Forget all the fancy analysis and deep dives.

Stop fretting about the offensive line, which Chip Scoggins and I talked about again on Wednesday's Daily Delivery podcast.

If you're trying to make heads or tails of the Vikings' failures and successes this season, maybe all you need to know is ... heads or tails?

That was at least the hypothesis advanced by reader Chris, who asked via Twitter: "Is there any statistical correlation in the league to winning the coin toss and winning the game? Or is this only a Vikings issue? Vikes have lost the three games when the other team deferred."

Indeed, Chris is correct in the basic fact. The Vikings have lost the coin toss in all three of their losses this season and won the toss in their only win of the season.

But is there any connection? That, of course, sent me down a coin toss rabbit hole of sorts.

Here's what I came up with:

*There is at least a defined strategic element to winning the coin toss. Much of it has to do with an NFL rule change in 2008, which allowed teams to "defer" and get the ball to start the second half instead of just choosing to kick or receive (an almost unanimous "receive" choice before 2008) if they won the toss.

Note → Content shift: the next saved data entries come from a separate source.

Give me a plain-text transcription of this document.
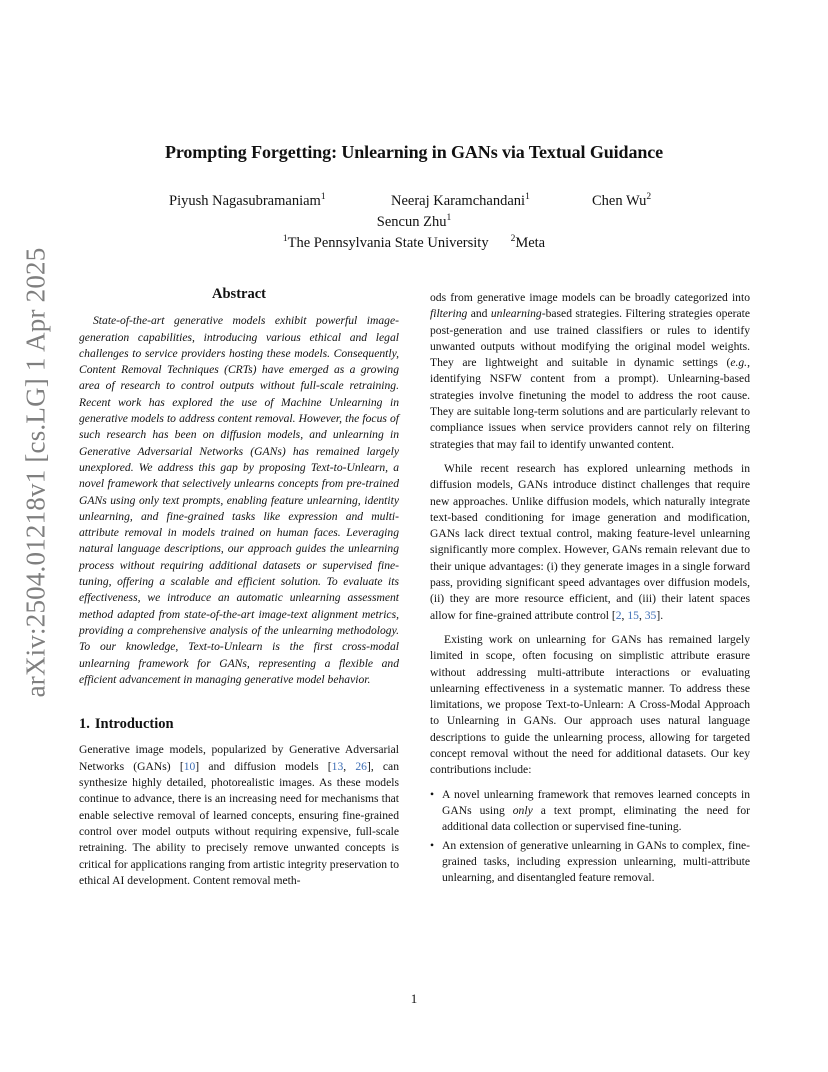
Prompting Forgetting: Unlearning in GANs via Textual Guidance
Piyush Nagasubramaniam$^1$	Neeraj Karamchandani$^1$	Chen Wu$^2$
Sencun Zhu$^1$
$^1$The Pennsylvania State University $^2$Meta
arXiv:2504.01218v1 [cs.LG] 1 Apr 2025	Abstract

State-of-the-art generative models exhibit powerful image-generation capabilities, introducing various ethical and legal challenges to service providers hosting these models. Consequently, Content Removal Techniques (CRTs) have emerged as a growing area of research to control outputs without full-scale retraining. Recent work has explored the use of Machine Unlearning in generative models to address content removal. However, the focus of such research has been on diffusion models, and unlearning in Generative Adversarial Networks (GANs) has remained largely unexplored. We address this gap by proposing Text-to-Unlearn, a novel framework that selectively unlearns concepts from pre-trained GANs using only text prompts, enabling feature unlearning, identity unlearning, and fine-grained tasks like expression and multi-attribute removal in models trained on human faces. Leveraging natural language descriptions, our approach guides the unlearning process without requiring additional datasets or supervised fine-tuning, offering a scalable and efficient solution. To evaluate its effectiveness, we introduce an automatic unlearning assessment method adapted from state-of-the-art image-text alignment metrics, providing a comprehensive analysis of the unlearning methodology. To our knowledge, Text-to-Unlearn is the first cross-modal unlearning framework for GANs, representing a flexible and efficient advancement in managing generative model behavior.

1. Introduction

Generative image models, popularized by Generative Adversarial Networks (GANs) [10] and diffusion models [13, 26], can synthesize highly detailed, photorealistic images. As these models continue to advance, there is an increasing need for mechanisms that enable selective removal of learned concepts, ensuring fine-grained control over model outputs without requiring expensive, full-scale retraining. The ability to precisely remove unwanted concepts is critical for applications ranging from artistic integrity preservation to ethical AI development. Content removal meth-

ods from generative image models can be broadly categorized into filtering and unlearning-based strategies. Filtering strategies operate post-generation and use trained classifiers or rules to identify unwanted outputs without modifying the original model weights. They are lightweight and suitable in dynamic settings (e.g., identifying NSFW content from a prompt). Unlearning-based strategies involve finetuning the model to address the root cause. They are suitable long-term solutions and are particularly relevant to compliance issues when service providers cannot rely on filtering strategies that may fail to identify unwanted content.

While recent research has explored unlearning methods in diffusion models, GANs introduce distinct challenges that require new approaches. Unlike diffusion models, which naturally integrate text-based conditioning for image generation and modification, GANs lack direct textual control, making feature-level unlearning significantly more complex. However, GANs remain relevant due to their unique advantages: (i) they generate images in a single forward pass, providing significant speed advantages over diffusion models, (ii) they are more resource efficient, and (iii) their latent spaces allow for fine-grained attribute control [2, 15, 35].

Existing work on unlearning for GANs has remained largely limited in scope, often focusing on simplistic attribute erasure without addressing multi-attribute interactions or evaluating unlearning effectiveness in a systematic manner. To address these limitations, we propose Text-to-Unlearn: A Cross-Modal Approach to Unlearning in GANs. Our approach uses natural language descriptions to guide the unlearning process, allowing for targeted concept removal without the need for additional datasets. Our key contributions include:

• A novel unlearning framework that removes learned concepts in GANs using only a text prompt, eliminating the need for additional data collection or supervised fine-tuning.
• An extension of generative unlearning in GANs to complex, fine-grained tasks, including expression unlearning, multi-attribute unlearning, and disentangled feature removal.
1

Now the vast majority of teams who win the toss elect to kick off and take the ball to start the second half. That's how each of the Vikings' games have gone this season.

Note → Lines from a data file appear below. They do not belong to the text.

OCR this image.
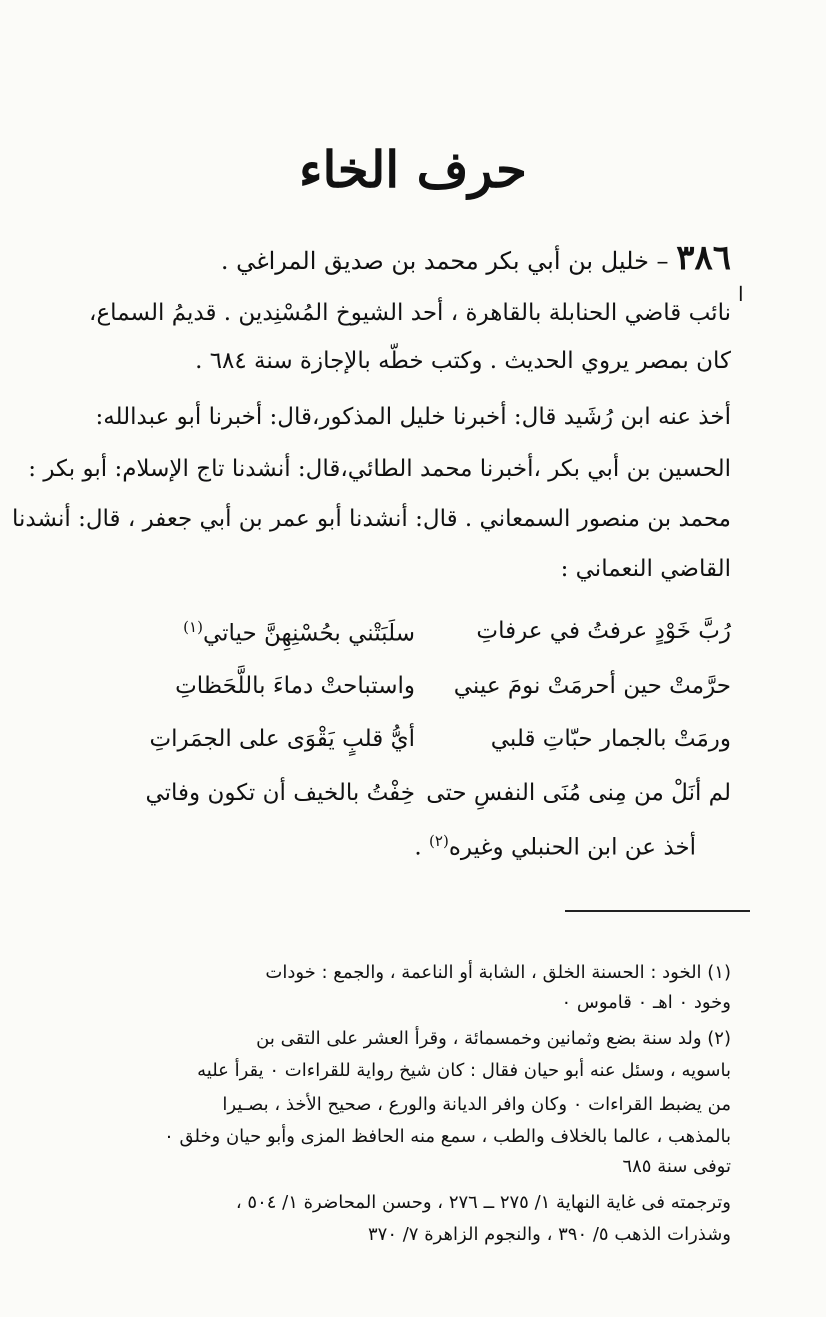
حرف الخاء
ا
٣٨٦ – خليل بن أبي بكر محمد بن صديق المراغي .
نائب قاضي الحنابلة بالقاهرة ، أحد الشيوخ المُسْنِدين . قديمُ السماع،
كان بمصر يروي الحديث . وكتب خطّه بالإجازة سنة ٦٨٤ .
أخذ عنه ابن رُشَيد قال: أخبرنا خليل المذكور،قال: أخبرنا أبو عبدالله:
الحسين بن أبي بكر ،أخبرنا محمد الطائي،قال: أنشدنا تاج الإسلام: أبو بكر :
محمد بن منصور السمعاني . قال: أنشدنا أبو عمر بن أبي جعفر ، قال: أنشدنا
القاضي النعماني :
رُبَّ خَوْدٍ عرفتُ في عرفاتِ
سلَبَتْني بحُسْنِهِنَّ حياتي$^{(١)}$
حرَّمتْ حين أحرمَتْ نومَ عيني
واستباحتْ دماءَ باللَّحَظاتِ
ورمَتْ بالجمار حبّاتِ قلبي
أيُّ قلبٍ يَقْوَى على الجمَراتِ
لم أنَلْ من مِنى مُنَى النفسِ حتى
خِفْتُ بالخيف أن تكون وفاتي
أخذ عن ابن الحنبلي وغيره$^{(٢)}$ .
(١) الخود : الحسنة الخلق ، الشابة أو الناعمة ، والجمع : خودات
وخود ٠ اهـ ٠ قاموس ٠
(٢) ولد سنة بضع وثمانين وخمسمائة ، وقرأ العشر على التقى بن
باسويه ، وسئل عنه أبو حيان فقال : كان شيخ رواية للقراءات ٠ يقرأ عليه
من يضبط القراءات ٠ وكان وافر الديانة والورع ، صحيح الأخذ ، بصـيرا
بالمذهب ، عالما بالخلاف والطب ، سمع منه الحافظ المزى وأبو حيان وخلق ٠
توفى سنة ٦٨٥
وترجمته فى غاية النهاية ١/ ٢٧٥ ــ ٢٧٦ ، وحسن المحاضرة ١/ ٥٠٤ ،
وشذرات الذهب ٥/ ٣٩٠ ، والنجوم الزاهرة ٧/ ٣٧٠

*But there's no correlation between winning the coin toss — whether deferring or receiving — and winning the game. In fact, this study of playoff games from 2002-2019 says the team that won the toss won the game just 45% of the time.

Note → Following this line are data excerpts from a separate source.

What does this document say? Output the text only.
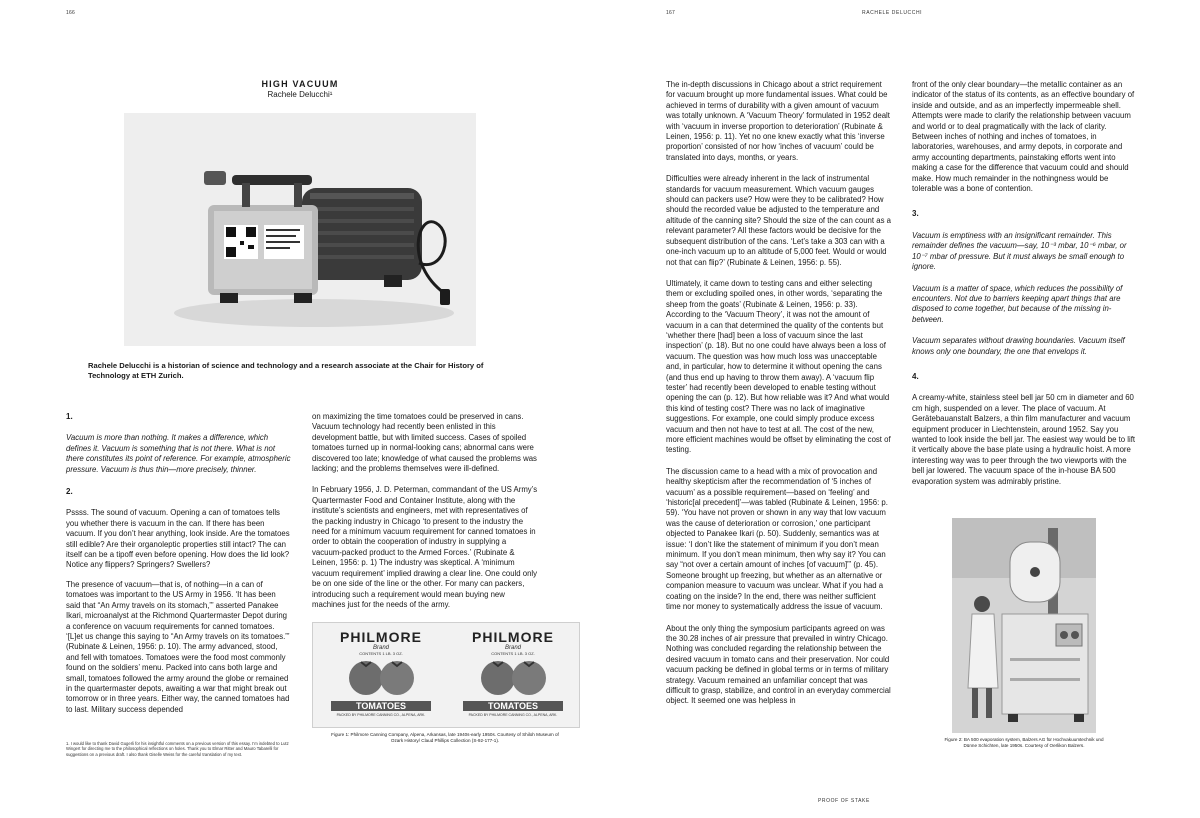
166
HIGH VACUUM
Rachele Delucchi¹
Rachele Delucchi is a historian of science and technology and a research associate at the Chair for History of Technology at ETH Zurich.

1.

Vacuum is more than nothing. It makes a difference, which defines it. Vacuum is something that is not there. What is not there constitutes its point of reference. For example, atmospheric pressure. Vacuum is thus thin—more precisely, thinner.

2.

Pssss. The sound of vacuum. Opening a can of tomatoes tells you whether there is vacuum in the can. If there has been vacuum. If you don’t hear anything, look inside. Are the tomatoes still edible? Are their organoleptic properties still intact? The can itself can be a tipoff even before opening. How does the lid look? Notice any flippers? Springers? Swellers?

The presence of vacuum—that is, of nothing—in a can of tomatoes was important to the US Army in 1956. ‘It has been said that “An Army travels on its stomach,”’ asserted Panakee Ikari, microanalyst at the Richmond Quartermaster Depot during a conference on vacuum requirements for canned tomatoes. ‘[L]et us change this saying to “An Army travels on its tomatoes.”’ (Rubinate & Leinen, 1956: p. 10). The army advanced, stood, and fell with tomatoes. Tomatoes were the food most commonly found on the soldiers’ menu. Packed into cans both large and small, tomatoes followed the army around the globe or remained in the quartermaster depots, awaiting a war that might break out tomorrow or in three years. Either way, the canned tomatoes had to last. Military success depended

on maximizing the time tomatoes could be preserved in cans. Vacuum technology had recently been enlisted in this development battle, but with limited success. Cases of spoiled tomatoes turned up in normal-looking cans; abnormal cans were discovered too late; knowledge of what caused the problems was lacking; and the problems themselves were ill-defined.

In February 1956, J. D. Peterman, commandant of the US Army’s Quartermaster Food and Container Institute, along with the institute’s scientists and engineers, met with representatives of the packing industry in Chicago ‘to present to the industry the need for a minimum vacuum requirement for canned tomatoes in order to obtain the cooperation of industry in supplying a vacuum-packed product to the Armed Forces.’ (Rubinate & Leinen, 1956: p. 1) The industry was skeptical. A ‘minimum vacuum requirement’ implied drawing a clear line. One could only be on one side of the line or the other. For many can packers, introducing such a requirement would mean buying new machines just for the needs of the army.

PHILMORE
Brand
CONTENTS 1 LB. 3 OZ.
TOMATOES
PACKED BY PHILMORE CANNING CO., ALPENA, ARK.
PHILMORE
Brand
CONTENTS 1 LB. 3 OZ.
TOMATOES
PACKED BY PHILMORE CANNING CO., ALPENA, ARK.
Figure 1: Philmore Canning Company, Alpena, Arkansas, late 1940s-early 1950s. Courtesy of Shiloh Museum of Ozark History/ Claud Phillips Collection (S-92-177-1).
1. I would like to thank David Gugerli for his insightful comments on a previous version of this essay. I’m indebted to Lutz Wingert for directing me to the philosophical reflections on holes. Thank you to Elmar Ritter and Mauro Tabarelli for suggestions on a previous draft. I also thank Giselle Weiss for the careful translation of my text.
167	RACHELE DELUCCHI

The in-depth discussions in Chicago about a strict requirement for vacuum brought up more fundamental issues. What could be achieved in terms of durability with a given amount of vacuum was totally unknown. A ‘Vacuum Theory’ formulated in 1952 dealt with ‘vacuum in inverse proportion to deterioration’ (Rubinate & Leinen, 1956: p. 11). Yet no one knew exactly what this ‘inverse proportion’ consisted of nor how ‘inches of vacuum’ could be translated into days, months, or years.

Difficulties were already inherent in the lack of instrumental standards for vacuum measurement. Which vacuum gauges should can packers use? How were they to be calibrated? How should the recorded value be adjusted to the temperature and altitude of the canning site? Should the size of the can count as a relevant parameter? All these factors would be decisive for the subsequent distribution of the cans. ‘Let’s take a 303 can with a one-inch vacuum up to an altitude of 5,000 feet. Would or would not that can flip?’ (Rubinate & Leinen, 1956: p. 55).

Ultimately, it came down to testing cans and either selecting them or excluding spoiled ones, in other words, ‘separating the sheep from the goats’ (Rubinate & Leinen, 1956: p. 33). According to the ‘Vacuum Theory’, it was not the amount of vacuum in a can that determined the quality of the contents but ‘whether there [had] been a loss of vacuum since the last inspection’ (p. 18). But no one could have always been a loss of vacuum. The question was how much loss was unacceptable and, in particular, how to determine it without opening the cans (and thus end up having to throw them away). A ‘vacuum flip tester’ had recently been developed to enable testing without opening the can (p. 12). But how reliable was it? And what would this kind of testing cost? There was no lack of imaginative suggestions. For example, one could simply produce excess vacuum and then not have to test at all. The cost of the new, more efficient machines would be offset by eliminating the cost of testing.

The discussion came to a head with a mix of provocation and healthy skepticism after the recommendation of ‘5 inches of vacuum’ as a possible requirement—based on ‘feeling’ and ‘historic[al precedent]’—was tabled (Rubinate & Leinen, 1956: p. 59). ‘You have not proven or shown in any way that low vacuum was the cause of deterioration or corrosion,’ one participant objected to Panakee Ikari (p. 50). Suddenly, semantics was at issue: ‘I don’t like the statement of minimum if you don’t mean minimum. If you don’t mean minimum, then why say it? You can say “not over a certain amount of inches [of vacuum]”’ (p. 45). Someone brought up freezing, but whether as an alternative or companion measure to vacuum was unclear. What if you had a coating on the inside? In the end, there was neither sufficient time nor money to systematically address the issue of vacuum.

About the only thing the symposium participants agreed on was the 30.28 inches of air pressure that prevailed in wintry Chicago. Nothing was concluded regarding the relationship between the desired vacuum in tomato cans and their preservation. Nor could vacuum packing be defined in global terms or in terms of military strategy. Vacuum remained an unfamiliar concept that was difficult to grasp, stabilize, and control in an everyday commercial object. It seemed one was helpless in

front of the only clear boundary—the metallic container as an indicator of the status of its contents, as an effective boundary of inside and outside, and as an imperfectly impermeable shell. Attempts were made to clarify the relationship between vacuum and world or to deal pragmatically with the lack of clarity. Between inches of nothing and inches of tomatoes, in laboratories, warehouses, and army depots, in corporate and army accounting departments, painstaking efforts went into making a case for the difference that vacuum could and should make. How much remainder in the nothingness would be tolerable was a bone of contention.

3.

Vacuum is emptiness with an insignificant remainder. This remainder defines the vacuum—say, 10⁻³ mbar, 10⁻⁶ mbar, or 10⁻⁷ mbar of pressure. But it must always be small enough to ignore.

Vacuum is a matter of space, which reduces the possibility of encounters. Not due to barriers keeping apart things that are disposed to come together, but because of the missing in-between.

Vacuum separates without drawing boundaries. Vacuum itself knows only one boundary, the one that envelops it.

4.

A creamy-white, stainless steel bell jar 50 cm in diameter and 60 cm high, suspended on a lever. The place of vacuum. At Gerätebauanstalt Balzers, a thin film manufacturer and vacuum equipment producer in Liechtenstein, around 1952. Say you wanted to look inside the bell jar. The easiest way would be to lift it vertically above the base plate using a hydraulic hoist. A more interesting way was to peer through the two viewports with the bell jar lowered. The vacuum space of the in-house BA 500 evaporation system was admirably pristine.

Figure 2: BA 500 evaporation system, Balzers AG für Hochvakuumtechnik und Dünne Schichten, late 1950s. Courtesy of Oerlikon Balzers.
PROOF OF STAKE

And looking further at the Vikings, we find this year so far looks like a coincidence. In 2019, the Vikings were 5-1 when they lost the toss and 5-4 when they won it (I didn't include the finale where many starters didn't play). Every toss winner in those 15 games deferred.

In two of their losses this year, the Vikings have scored a TD on the game's opening drive — a seeming edge that disappeared. Week 1 was a strong case for "defer," as the Bengals scored 21 straight points at the end of the first half/early second half to gain the lead.

In the end, though, the outcome isn't as simple as the flip of a coin. It sure would make things a lot simpler, though.